In furtherance of the Executive Order, on February 5, 2025, U.S. Attorney General Bondi issued a memorandum entitled “Eliminating Internal Discriminatory Practices” to all Department of Justice employees (the “February Memorandum”). In part, the February Memorandum directed each Department of Justice component to recommend actions to align “enforcement activities, contracts (including set-asides), grants, consent orders, and litigating positions with the requirement of equal dignity and respect.”
On May 19, 2025, in support of these efforts, the DOJ announced the Civil Rights Fraud Initiative (the “Initiative”).

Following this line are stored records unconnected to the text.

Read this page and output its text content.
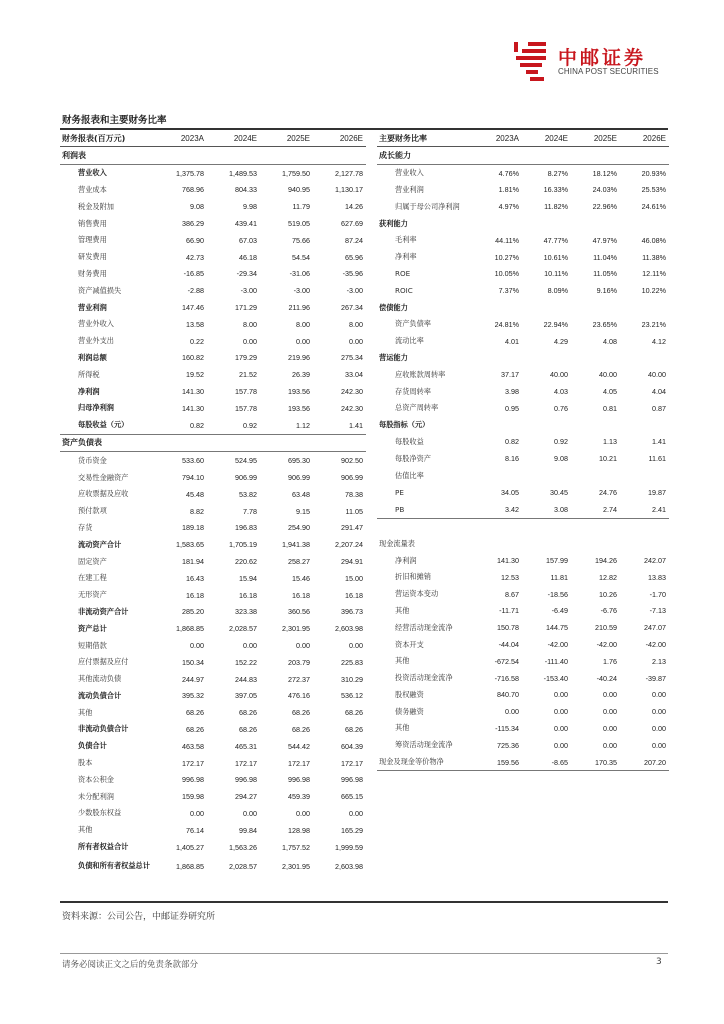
中邮证券
CHINA POST SECURITIES
财务报表和主要财务比率
财务报表(百万元)	2023A	2024E	2025E	2026E
利润表				
营业收入	1,375.78	1,489.53	1,759.50	2,127.78
营业成本	768.96	804.33	940.95	1,130.17
税金及附加	9.08	9.98	11.79	14.26
销售费用	386.29	439.41	519.05	627.69
管理费用	66.90	67.03	75.66	87.24
研发费用	42.73	46.18	54.54	65.96
财务费用	-16.85	-29.34	-31.06	-35.96
资产减值损失	-2.88	-3.00	-3.00	-3.00
营业利润	147.46	171.29	211.96	267.34
营业外收入	13.58	8.00	8.00	8.00
营业外支出	0.22	0.00	0.00	0.00
利润总额	160.82	179.29	219.96	275.34
所得税	19.52	21.52	26.39	33.04
净利润	141.30	157.78	193.56	242.30
归母净利润	141.30	157.78	193.56	242.30
每股收益（元）	0.82	0.92	1.12	1.41
资产负债表				
货币资金	533.60	524.95	695.30	902.50
交易性金融资产	794.10	906.99	906.99	906.99
应收票据及应收	45.48	53.82	63.48	78.38
预付款项	8.82	7.78	9.15	11.05
存货	189.18	196.83	254.90	291.47
流动资产合计	1,583.65	1,705.19	1,941.38	2,207.24
固定资产	181.94	220.62	258.27	294.91
在建工程	16.43	15.94	15.46	15.00
无形资产	16.18	16.18	16.18	16.18
非流动资产合计	285.20	323.38	360.56	396.73
资产总计	1,868.85	2,028.57	2,301.95	2,603.98
短期借款	0.00	0.00	0.00	0.00
应付票据及应付	150.34	152.22	203.79	225.83
其他流动负债	244.97	244.83	272.37	310.29
流动负债合计	395.32	397.05	476.16	536.12
其他	68.26	68.26	68.26	68.26
非流动负债合计	68.26	68.26	68.26	68.26
负债合计	463.58	465.31	544.42	604.39
股本	172.17	172.17	172.17	172.17
资本公积金	996.98	996.98	996.98	996.98
未分配利润	159.98	294.27	459.39	665.15
少数股东权益	0.00	0.00	0.00	0.00
其他	76.14	99.84	128.98	165.29
所有者权益合计	1,405.27	1,563.26	1,757.52	1,999.59
负债和所有者权益总计	1,868.85	2,028.57	2,301.95	2,603.98
主要财务比率	2023A	2024E	2025E	2026E
成长能力				
营业收入	4.76%	8.27%	18.12%	20.93%
营业利润	1.81%	16.33%	24.03%	25.53%
归属于母公司净利润	4.97%	11.82%	22.96%	24.61%
获利能力				
毛利率	44.11%	47.77%	47.97%	46.08%
净利率	10.27%	10.61%	11.04%	11.38%
ROE	10.05%	10.11%	11.05%	12.11%
ROIC	7.37%	8.09%	9.16%	10.22%
偿债能力				
资产负债率	24.81%	22.94%	23.65%	23.21%
流动比率	4.01	4.29	4.08	4.12
营运能力				
应收账款周转率	37.17	40.00	40.00	40.00
存货周转率	3.98	4.03	4.05	4.04
总资产周转率	0.95	0.76	0.81	0.87
每股指标（元）				
每股收益	0.82	0.92	1.13	1.41
每股净资产	8.16	9.08	10.21	11.61
估值比率				
PE	34.05	30.45	24.76	19.87
PB	3.42	3.08	2.74	2.41

现金流量表				
净利润	141.30	157.99	194.26	242.07
折旧和摊销	12.53	11.81	12.82	13.83
营运资本变动	8.67	-18.56	10.26	-1.70
其他	-11.71	-6.49	-6.76	-7.13
经营活动现金流净	150.78	144.75	210.59	247.07
资本开支	-44.04	-42.00	-42.00	-42.00
其他	-672.54	-111.40	1.76	2.13
投资活动现金流净	-716.58	-153.40	-40.24	-39.87
股权融资	840.70	0.00	0.00	0.00
债务融资	0.00	0.00	0.00	0.00
其他	-115.34	0.00	0.00	0.00
筹资活动现金流净	725.36	0.00	0.00	0.00
现金及现金等价物净	159.56	-8.65	170.35	207.20
资料来源：公司公告，中邮证券研究所
请务必阅读正文之后的免责条款部分	3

The Initiative “will utilize the False Claims Act to investigate and, as appropriate, pursue claims against any recipient of federal funds that knowingly violates federal civil rights laws.” In announcing the Initiative, Attorney General Bondi stated that “[i]nstitutions that take federal money only to allow anti-Semitism and promote divisive DEI policies are putting their access to federal funds at risk.”
With these priorities, the Administration’s approach to FCA investigations and enforcement marks a significant and novel shift. While the Administration will certainly continue to focus on more traditional FCA actions such as healthcare fraud and COVID-related fraud, future investigations and enforcement will likely target civil rights enforcement and DEI programs. The DOJ has also moved quickly to utilize the FCA to investigate medical professionals, announcing on July 9, 2025 that it had issued more than 20 subpoenas to doctors and clinics that it alleges perform “transgender medical procedures on children.” The announcement notes that the investigations include inquiries into “healthcare fraud, false statements, and more.”
The Administration is already facing a recent challenge by various state attorneys generals who argue that the DOJ has “weaponized” the FCA. Given the Administration’s utilization of the FCA in novel ways, it’s likely that additional challenges will be brought. Providers, individuals, and companies who submit claims or have created DEI programs in the past should take active steps to ensure compliance and continue to confirm that any government claims and related records are well-documented and accurate. The FCA can be tremendously powerful, allowing for the recovery of significant civil damages and ultimately, potential criminal liability. Given that the FCA allows for suits by private whistleblowers, all parties should be cautious in submission and billing practices.